Grade 3 to 4 adverse events occurred in 91% of patients in the berzosertib group vs 66% of the control group (P < .01), including higher rates of thrombocytopenia (59% vs 39%) and neutropenia (37% vs 27%). The higher rates of severe hematologic events were associated with more dose reductions in the berzosertib group; median cisplatin doses were 250 mg/m2 vs 370 mg/m2 (P < .001), representing 69% vs 88% of planned dosing. Adverse events led to death in one patient in the berzosertib group (due to cardiac arrest) and one patient in the control group (due to multiorgan failure).

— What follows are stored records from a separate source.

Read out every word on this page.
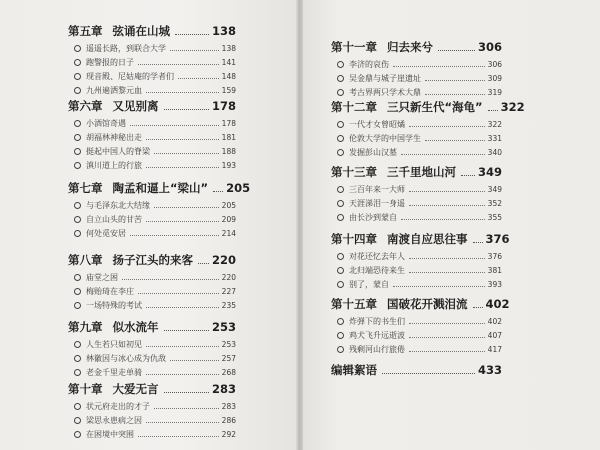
第五章 弦诵在山城	138
遥遥长路，到联合大学	138
跑警报的日子	141
现音殿、尼姑庵的学者们	148
九州遍洒黎元血	159
第六章 又见别离	178
小酒馆奇遇	178
胡福林神秘出走	181
挺起中国人的脊梁	188
滇川道上的行旅	193
第七章 陶孟和逼上“梁山” 205
与毛泽东北大结缘	205
自立山头的甘苦	209
何处觅安居	214
第八章 扬子江头的来客 220
庙堂之困	220
梅贻琦在李庄	227
一场特殊的考试	235
第九章 似水流年	253
人生若只如初见	253
林徽因与冰心成为仇敌	257
老金千里走单骑	268
第十章 大爱无言	283
状元府走出的才子	283
梁思永患病之因	286
在困境中突围	292
第十一章 归去来兮	306
李济的哀伤	306
吴金鼎与城子崖遗址	309
考古界两只学术大鼎	319
第十二章 三只新生代“海龟” 322
一代才女曾昭燏	322
伦敦大学的中国学生	331
发掘彭山汉墓	340
第十三章 三千里地山河 349
三百年来一大师	349
天涯涕泪一身遥	352
由长沙到蒙自	355
第十四章 南渡自应思往事 376
对花还忆去年人	376
北归端恐待来生	381
别了，蒙自	393
第十五章 国破花开溅泪流 402
炸弹下的书生们	402
鸡犬飞升远逝波	407
残剩河山行旅倦	417
编辑絮语	433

The investigators concluded: “The addition of berzosertib to cisplatin with gemcitabine did not prolong progression-free survival relative to cisplatin with gemcitabine alone in patients with metastatic urothelial cancer, and a trend toward inferior survival was observed with this combination. Berzosertib plus cisplatin with gemcitabine was associated with significantly higher hematologic toxicities despite attenuated dosing of cisplatin with gemcitabine.”

Dr. Pal, of City of Hope Comprehensive Cancer Center, is the corresponding author for the JAMA Oncology article.

Disclosure: This study was supported by the grants from the National Cancer Institute (NCI) and by Merck KGaA through a Cooperative Research and Development Agreement with NCI. For full disclosures of the study authors, visit jamanetwork.com.

The content in this post has not been reviewed by the American Society of Clinical Oncology, Inc. (ASCO®) and does not necessarily reflect the ideas and opinions of ASCO®.